3. Prioritize rest and recovery
Overtraining is a common mistake that fitness enthusiasts of all levels are guilty of from time to time (myself included). There’s even a name for this condition—overtraining syndrome (OTS). OTS can occur if you do too much physical activity too soon. Avoid OTS by building up your fitness gradually.
After a rigorous workout, take time off for rest and recovery. During the recovery phase, your muscles rebuild and you get stronger. Do active recovery one or two days a week (e.g., walking, hiking, cycling, swimming) or take one day a week off from exercise completely. This will help give your body and brain a well-deserved break from training.
4. Be flexible in your workout routine
Combining strength training with cardio can work a few different ways. Some prefer keeping the two separate, while others like incorporating both types of exercise into a single HIIT or circuit-style workout. For example, you could run for 30 to 45 minutes on Monday, Wednesday, and Friday, with strength training workouts on Tuesday and Thursday. Alternatively, you could do high-intensity hybrid workouts that combine calisthenics, weightlifting, and running three or four days a week.

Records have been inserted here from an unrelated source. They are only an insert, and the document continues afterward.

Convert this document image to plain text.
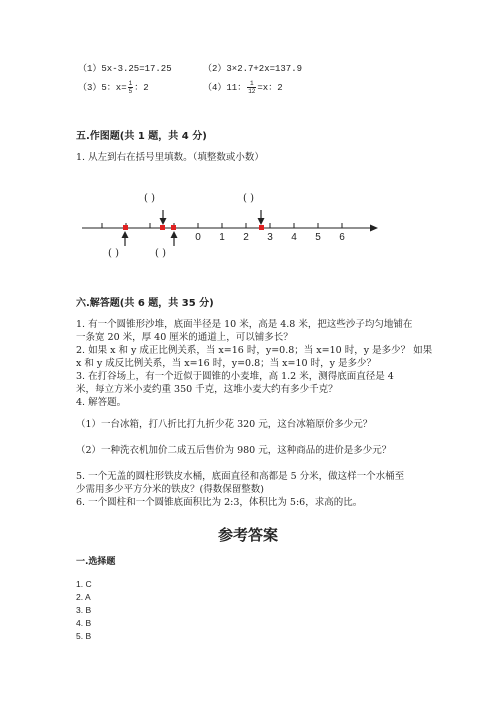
（1）5x-3.25=17.25	（2）3×2.7+2x=137.9
（3）5：$x= \frac{1}{5}$ ：2	（4）11： $\frac{1}{12} =x$：2
五.作图题(共 1 题，共 4 分)
1. 从左到右在括号里填数。（填整数或小数）
0 1 2 3 4 5 6
( )	( )
( )	( )
六.解答题(共 6 题，共 35 分)
1. 有一个圆锥形沙堆，底面半径是 10 米，高是 4.8 米，把这些沙子均匀地铺在
一条宽 20 米，厚 40 厘米的通道上，可以铺多长？
2. 如果 x 和 y 成正比例关系，当 x=16 时，y=0.8；当 x=10 时，y 是多少？ 如果
x 和 y 成反比例关系，当 x=16 时，y=0.8；当 x=10 时，y 是多少？
3. 在打谷场上，有一个近似于圆锥的小麦堆，高 1.2 米，测得底面直径是 4
米，每立方米小麦约重 350 千克，这堆小麦大约有多少千克？
4. 解答题。
（1）一台冰箱，打八折比打九折少花 320 元，这台冰箱原价多少元？
（2）一种洗衣机加价二成五后售价为 980 元，这种商品的进价是多少元？
5. 一个无盖的圆柱形铁皮水桶，底面直径和高都是 5 分米，做这样一个水桶至
少需用多少平方分米的铁皮？(得数保留整数)
6. 一个圆柱和一个圆锥底面积比为 2:3，体积比为 5:6，求高的比。
参考答案
一.选择题
1. C
2. A
3. B
4. B
5. B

5. Start slow and increase workout volume over time
When starting any new workout program, it’s wise to pace yourself and allow your body time to adapt to prevent injury, burnout, and fatigue. This time ranges significantly based on your fitness level, but expect the adaption phase to last several weeks to months. Start with two or three workouts a week and gradually do more until you can do four or five a week without reaching the point of exhaustion.